A nerdy teen loses control of an out-of-this-world lie.
Sixteen-year-old Gideon Hofstadt has predicted his future: college at MIT, career at NASA, and, somewhere along the way, a discovery that forever alters human knowledge. For now, he’s vying to graduate as valedictorian and running a backyard laboratory on his family’s ancestral Lansburg, Pennsylvania, farm. When Gideon rigs an explosion to test a homemade seismograph, his goofball brother Ishmael’s interference results in a blast larger than either anticipated. Under interrogation, Ishmael ad-libs, eventually alleging extraterrestrial visitation—and, shockingly, people buy it. The astonished brothers watch as the prank takes on a life of its own with townspeople, ufologists, and media contributing otherworldly additions to the hoax. Though pacing occasionally sags, Gideon’s first-person confessional is buoyed by deadpan humor and interstitial text messages, interviews, blog posts, and news articles.
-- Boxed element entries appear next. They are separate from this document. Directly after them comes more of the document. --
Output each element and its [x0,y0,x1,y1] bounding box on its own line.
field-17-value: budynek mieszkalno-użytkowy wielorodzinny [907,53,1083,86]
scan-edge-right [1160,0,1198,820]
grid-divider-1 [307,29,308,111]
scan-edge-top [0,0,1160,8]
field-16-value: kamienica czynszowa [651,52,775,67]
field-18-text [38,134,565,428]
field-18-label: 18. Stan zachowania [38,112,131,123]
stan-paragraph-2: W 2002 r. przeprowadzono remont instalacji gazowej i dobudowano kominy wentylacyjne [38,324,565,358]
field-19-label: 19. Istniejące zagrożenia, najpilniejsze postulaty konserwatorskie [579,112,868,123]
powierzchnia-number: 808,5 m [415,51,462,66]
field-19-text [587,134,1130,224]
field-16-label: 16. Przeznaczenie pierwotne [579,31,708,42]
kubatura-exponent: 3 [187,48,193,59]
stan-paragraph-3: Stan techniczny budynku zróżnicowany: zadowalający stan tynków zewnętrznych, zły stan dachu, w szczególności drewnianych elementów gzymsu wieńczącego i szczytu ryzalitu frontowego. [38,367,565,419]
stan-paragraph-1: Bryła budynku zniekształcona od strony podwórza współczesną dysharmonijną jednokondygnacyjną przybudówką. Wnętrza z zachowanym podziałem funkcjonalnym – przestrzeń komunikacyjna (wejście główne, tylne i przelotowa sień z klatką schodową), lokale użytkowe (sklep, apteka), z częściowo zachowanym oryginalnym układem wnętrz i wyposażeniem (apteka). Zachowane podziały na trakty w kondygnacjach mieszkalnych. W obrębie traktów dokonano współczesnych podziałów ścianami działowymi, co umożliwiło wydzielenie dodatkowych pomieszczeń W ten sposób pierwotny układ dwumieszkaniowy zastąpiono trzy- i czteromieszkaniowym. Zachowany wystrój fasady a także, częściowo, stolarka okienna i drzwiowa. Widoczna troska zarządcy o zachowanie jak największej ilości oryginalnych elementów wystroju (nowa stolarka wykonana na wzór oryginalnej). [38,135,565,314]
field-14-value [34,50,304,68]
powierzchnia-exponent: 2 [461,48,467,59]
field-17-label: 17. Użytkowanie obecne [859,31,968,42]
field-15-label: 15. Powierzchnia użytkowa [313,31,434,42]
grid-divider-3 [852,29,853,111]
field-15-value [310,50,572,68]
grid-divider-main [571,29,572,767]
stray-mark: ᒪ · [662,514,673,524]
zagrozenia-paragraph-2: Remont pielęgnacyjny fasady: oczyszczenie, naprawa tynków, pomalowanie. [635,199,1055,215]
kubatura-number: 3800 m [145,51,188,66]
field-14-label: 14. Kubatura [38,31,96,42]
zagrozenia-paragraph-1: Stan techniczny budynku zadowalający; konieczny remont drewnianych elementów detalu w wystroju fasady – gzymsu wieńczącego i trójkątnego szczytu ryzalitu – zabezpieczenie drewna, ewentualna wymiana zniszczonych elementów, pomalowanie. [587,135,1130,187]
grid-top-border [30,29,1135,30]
Things finally grow dangerous when J. Quincy Oswald, the predatory con man behind a multilevel marketing scheme, decides Lansburg is the perfect launch site for a phony immortality elixir. Gideon’s struggles—with introversion and insecurity; commitment issues with his boyfriend, Owen; and habitual mistreatment of his friend Arden—complement this central narrative tension. Can Gideon come clean while his life is still worth salvaging? Or has he ultimately conned himself? Excepting Gideon’s best friend, Cassidy, who is black, all characters are assumed white.
A balanced exploration of maturity, vulnerability, human connection, and our innate desire to believe.